When she read it back to me, she said, “Tomorrow I am going to go to school,” but she didn’t notice the error in her text.
I said, “I heard you say, ‘Tomorrow I am going to go to school,’ but that’s not exactly what you wrote. Do you see the difference in what I hear and what my eyes see?”
Audrey was game to look, but as soon as she focused on the text, she lost the fluidity with which she had spoken earlier. She read “Tomorrow I am going to (pause) going to go to school.” She read it with the pause, so it sounded natural.
I asked her to read it again.

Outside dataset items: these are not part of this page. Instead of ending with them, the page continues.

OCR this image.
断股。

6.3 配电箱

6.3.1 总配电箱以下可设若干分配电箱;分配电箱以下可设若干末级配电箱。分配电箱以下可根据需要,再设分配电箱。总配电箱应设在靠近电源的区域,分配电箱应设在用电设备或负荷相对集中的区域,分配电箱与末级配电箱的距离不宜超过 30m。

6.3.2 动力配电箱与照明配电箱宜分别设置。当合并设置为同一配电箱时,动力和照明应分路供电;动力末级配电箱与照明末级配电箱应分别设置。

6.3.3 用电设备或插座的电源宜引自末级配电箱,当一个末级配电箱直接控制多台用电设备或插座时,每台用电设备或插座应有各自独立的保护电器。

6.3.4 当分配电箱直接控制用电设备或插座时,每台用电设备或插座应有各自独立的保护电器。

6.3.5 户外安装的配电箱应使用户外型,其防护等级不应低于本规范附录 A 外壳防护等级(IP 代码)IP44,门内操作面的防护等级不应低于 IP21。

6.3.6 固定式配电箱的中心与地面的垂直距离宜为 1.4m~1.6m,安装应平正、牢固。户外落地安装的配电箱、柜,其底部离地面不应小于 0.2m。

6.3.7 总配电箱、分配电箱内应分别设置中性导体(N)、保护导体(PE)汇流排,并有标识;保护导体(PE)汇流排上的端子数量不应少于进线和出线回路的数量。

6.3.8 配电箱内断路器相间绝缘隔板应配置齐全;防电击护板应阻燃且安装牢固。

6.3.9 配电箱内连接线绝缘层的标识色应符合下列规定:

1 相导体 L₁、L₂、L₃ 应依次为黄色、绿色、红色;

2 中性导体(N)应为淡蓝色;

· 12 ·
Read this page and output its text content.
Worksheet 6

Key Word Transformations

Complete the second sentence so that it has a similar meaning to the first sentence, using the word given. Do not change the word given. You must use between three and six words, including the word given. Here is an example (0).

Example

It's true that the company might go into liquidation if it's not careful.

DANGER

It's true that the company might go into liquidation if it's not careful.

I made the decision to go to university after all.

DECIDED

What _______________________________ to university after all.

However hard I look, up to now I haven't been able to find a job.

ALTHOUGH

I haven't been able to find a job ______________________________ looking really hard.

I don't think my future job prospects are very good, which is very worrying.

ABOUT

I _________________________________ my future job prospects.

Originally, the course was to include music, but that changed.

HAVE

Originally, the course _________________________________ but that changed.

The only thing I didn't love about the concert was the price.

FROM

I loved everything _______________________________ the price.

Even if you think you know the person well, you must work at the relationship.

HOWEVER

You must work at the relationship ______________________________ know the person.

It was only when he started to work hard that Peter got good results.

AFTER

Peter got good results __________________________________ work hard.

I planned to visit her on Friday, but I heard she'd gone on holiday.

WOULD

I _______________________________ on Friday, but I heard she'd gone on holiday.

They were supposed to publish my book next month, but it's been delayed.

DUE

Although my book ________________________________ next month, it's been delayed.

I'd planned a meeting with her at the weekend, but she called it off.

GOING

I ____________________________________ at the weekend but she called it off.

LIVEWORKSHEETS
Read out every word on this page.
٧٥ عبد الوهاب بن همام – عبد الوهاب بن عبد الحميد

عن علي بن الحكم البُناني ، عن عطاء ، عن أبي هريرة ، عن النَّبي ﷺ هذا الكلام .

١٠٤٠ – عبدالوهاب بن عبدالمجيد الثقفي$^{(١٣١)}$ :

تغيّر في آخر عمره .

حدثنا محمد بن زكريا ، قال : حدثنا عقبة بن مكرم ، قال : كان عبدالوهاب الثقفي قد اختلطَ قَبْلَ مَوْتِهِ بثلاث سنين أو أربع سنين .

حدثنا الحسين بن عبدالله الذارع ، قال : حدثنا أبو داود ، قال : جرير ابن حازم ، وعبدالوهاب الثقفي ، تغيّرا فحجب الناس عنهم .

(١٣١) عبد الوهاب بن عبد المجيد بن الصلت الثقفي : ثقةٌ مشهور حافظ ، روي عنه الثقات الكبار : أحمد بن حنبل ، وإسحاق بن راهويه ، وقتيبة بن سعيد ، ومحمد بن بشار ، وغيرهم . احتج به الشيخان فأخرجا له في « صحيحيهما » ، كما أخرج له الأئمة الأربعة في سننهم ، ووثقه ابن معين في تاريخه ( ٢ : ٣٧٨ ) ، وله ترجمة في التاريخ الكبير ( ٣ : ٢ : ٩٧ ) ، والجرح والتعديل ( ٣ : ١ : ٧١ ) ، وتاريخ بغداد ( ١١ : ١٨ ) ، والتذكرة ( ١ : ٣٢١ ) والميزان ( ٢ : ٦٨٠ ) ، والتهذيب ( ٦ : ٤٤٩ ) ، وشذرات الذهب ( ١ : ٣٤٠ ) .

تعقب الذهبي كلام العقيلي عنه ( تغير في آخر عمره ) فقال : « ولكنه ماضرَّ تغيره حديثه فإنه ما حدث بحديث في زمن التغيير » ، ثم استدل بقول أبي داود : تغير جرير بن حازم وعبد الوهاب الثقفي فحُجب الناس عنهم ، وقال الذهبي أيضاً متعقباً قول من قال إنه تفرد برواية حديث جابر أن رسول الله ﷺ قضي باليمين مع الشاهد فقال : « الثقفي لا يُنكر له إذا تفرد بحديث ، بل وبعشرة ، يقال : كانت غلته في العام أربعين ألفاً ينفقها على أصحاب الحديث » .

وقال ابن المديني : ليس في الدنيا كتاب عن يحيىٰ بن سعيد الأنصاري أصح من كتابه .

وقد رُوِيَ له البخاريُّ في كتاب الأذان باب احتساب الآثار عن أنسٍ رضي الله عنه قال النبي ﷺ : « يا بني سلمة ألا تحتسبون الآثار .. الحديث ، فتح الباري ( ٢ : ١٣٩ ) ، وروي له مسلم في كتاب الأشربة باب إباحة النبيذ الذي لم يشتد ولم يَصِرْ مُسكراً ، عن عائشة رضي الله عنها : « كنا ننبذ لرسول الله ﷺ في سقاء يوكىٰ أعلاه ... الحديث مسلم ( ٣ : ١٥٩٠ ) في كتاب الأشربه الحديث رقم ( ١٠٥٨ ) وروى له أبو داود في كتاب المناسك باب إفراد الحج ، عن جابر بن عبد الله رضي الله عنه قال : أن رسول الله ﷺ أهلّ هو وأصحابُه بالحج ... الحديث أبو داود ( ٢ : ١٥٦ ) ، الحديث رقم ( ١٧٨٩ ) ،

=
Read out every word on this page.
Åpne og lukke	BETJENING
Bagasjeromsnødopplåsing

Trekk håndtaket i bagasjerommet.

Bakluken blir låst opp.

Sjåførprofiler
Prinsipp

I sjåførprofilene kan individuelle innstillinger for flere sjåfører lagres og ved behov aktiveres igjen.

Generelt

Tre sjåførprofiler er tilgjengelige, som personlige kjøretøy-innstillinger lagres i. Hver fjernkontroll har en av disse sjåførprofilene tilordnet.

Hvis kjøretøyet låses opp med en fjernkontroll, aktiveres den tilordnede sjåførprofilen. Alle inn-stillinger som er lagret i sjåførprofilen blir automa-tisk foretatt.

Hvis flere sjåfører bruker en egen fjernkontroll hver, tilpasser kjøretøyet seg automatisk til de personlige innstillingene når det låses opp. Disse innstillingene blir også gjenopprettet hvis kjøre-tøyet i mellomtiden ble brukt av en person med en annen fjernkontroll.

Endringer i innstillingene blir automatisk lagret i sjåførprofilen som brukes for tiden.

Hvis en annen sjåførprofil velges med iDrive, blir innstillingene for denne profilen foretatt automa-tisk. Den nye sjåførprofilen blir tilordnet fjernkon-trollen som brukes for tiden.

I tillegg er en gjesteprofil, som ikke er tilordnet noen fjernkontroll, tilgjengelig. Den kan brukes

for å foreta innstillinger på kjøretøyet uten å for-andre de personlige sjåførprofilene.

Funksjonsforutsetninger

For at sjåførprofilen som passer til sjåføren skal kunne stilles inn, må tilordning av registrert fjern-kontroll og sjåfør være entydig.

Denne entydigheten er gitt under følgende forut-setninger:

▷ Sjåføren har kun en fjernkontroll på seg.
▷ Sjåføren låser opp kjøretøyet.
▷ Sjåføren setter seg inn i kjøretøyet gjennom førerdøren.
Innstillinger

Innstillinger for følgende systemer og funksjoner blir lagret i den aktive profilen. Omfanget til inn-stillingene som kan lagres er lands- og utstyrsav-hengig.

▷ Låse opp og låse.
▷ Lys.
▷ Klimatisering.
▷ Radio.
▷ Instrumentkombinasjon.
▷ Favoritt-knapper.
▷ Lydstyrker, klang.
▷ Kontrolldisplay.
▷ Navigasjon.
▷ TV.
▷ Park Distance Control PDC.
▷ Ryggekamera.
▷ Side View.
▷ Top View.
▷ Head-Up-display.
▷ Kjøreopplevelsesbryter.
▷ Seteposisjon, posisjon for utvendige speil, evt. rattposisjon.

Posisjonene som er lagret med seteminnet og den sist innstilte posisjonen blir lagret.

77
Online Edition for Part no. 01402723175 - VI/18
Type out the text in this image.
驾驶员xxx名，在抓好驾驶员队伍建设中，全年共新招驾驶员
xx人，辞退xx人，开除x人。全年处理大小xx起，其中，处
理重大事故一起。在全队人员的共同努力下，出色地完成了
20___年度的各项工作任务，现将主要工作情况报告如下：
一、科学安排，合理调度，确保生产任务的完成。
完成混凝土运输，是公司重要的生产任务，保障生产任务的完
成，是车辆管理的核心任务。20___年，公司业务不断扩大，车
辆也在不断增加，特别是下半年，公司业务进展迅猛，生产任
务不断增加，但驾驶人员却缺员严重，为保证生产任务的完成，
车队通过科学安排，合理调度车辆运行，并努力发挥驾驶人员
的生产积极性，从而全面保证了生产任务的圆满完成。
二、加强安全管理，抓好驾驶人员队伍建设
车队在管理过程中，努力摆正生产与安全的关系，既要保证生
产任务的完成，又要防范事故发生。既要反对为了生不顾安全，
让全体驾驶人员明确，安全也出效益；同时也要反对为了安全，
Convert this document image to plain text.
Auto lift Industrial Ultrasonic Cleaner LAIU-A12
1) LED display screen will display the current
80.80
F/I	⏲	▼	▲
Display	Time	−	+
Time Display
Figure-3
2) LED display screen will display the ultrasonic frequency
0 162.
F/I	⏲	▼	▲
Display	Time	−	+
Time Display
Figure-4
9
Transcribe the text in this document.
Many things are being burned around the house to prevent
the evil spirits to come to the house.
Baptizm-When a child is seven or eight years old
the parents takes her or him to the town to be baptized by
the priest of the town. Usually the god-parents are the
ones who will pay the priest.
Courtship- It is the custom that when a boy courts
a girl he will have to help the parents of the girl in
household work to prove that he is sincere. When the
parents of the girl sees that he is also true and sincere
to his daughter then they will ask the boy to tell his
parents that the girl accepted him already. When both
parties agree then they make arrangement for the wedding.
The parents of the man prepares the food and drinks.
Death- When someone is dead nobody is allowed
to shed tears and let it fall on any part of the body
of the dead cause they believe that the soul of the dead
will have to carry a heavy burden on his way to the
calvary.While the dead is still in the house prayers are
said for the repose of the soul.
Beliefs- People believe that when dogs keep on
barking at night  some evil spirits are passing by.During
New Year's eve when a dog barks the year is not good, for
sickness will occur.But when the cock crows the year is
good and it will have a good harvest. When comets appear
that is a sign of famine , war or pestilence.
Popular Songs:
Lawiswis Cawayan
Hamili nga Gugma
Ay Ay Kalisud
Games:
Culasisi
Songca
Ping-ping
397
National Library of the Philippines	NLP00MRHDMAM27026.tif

Her focus on the text was so strong that she could no longer remember what she had said on her initial reading–she just kept trying to make what she had written make sense, even though that was impossible.
I asked her to turn her chair away from the computer, so she couldn’t see what she had written on the screen, and got her to rehearse her sentence several times, using the prompt, “Where are you going tomorrow?–Tomorrow I …” When she had said it enough times to get it firmly in her ear, she was ready to go back to looking at the text to find the difference between what she said and what she wrote, but for her the weakness of her auditory sense was part of what made proofreading difficult.
I wonder if any of you readers of this blog have noticed in your students, especially at the basic literacy levels, examples of a weakness in auditory awareness–difficulty changing the stress on syllables, for example, or inability to clap out a rhythm. And if so, what do you do about it?